If it is not empty, the returned list has the property that if an edge from a node n points to a node m, then m occurs before n in the list.

Parameters:

wg (WordGraph) – the word graph.

Returns:

A list of the nodes of wg in topological order (if possible) and is otherwise empty.

Return type:

list[int]

Complexity:

\(O(m + n)\) where \(m\) is the number of nodes in the WordGraph wg and \(n\) is the number of edges.
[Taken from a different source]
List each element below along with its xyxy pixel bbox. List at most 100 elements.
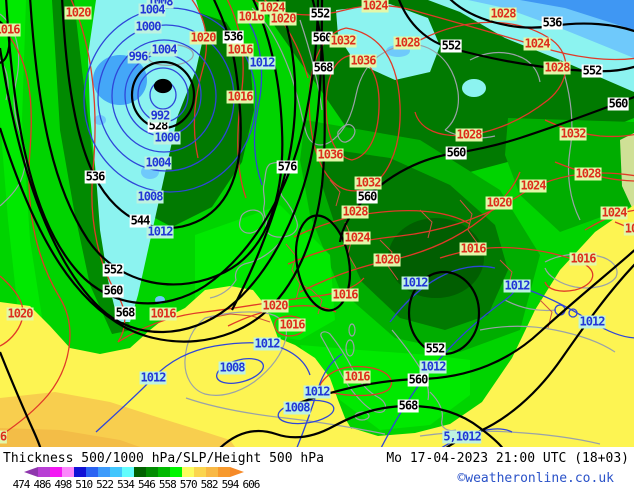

Note that for WordGraph objects the number of edges is always at most \(mk\) where \(k\) is the WordGraph.out_degree.

word_graph.topological_sort(wg: WordGraph, source: int) list[int]

Returns the nodes of the word graph reachable from a given node in topological order (see below) if possible.

If it is not empty, the returned list has the property that if an edge from a node n points to a node m, then m occurs before n in the list, and the last item in the list is source.

Parameters:
  • wg (WordGraph) – the WordGraph object to check.

  • source (int) – the source node.

Returns:

A list of the nodes reachable from source in wg in topological order (if possible) and is otherwise empty.

Return type:

list[int]

Complexity:

At worst \(O(m + n)\) where \(m\) is the number of nodes in the subword graph of those nodes reachable from source and \(n\) is the number of edges.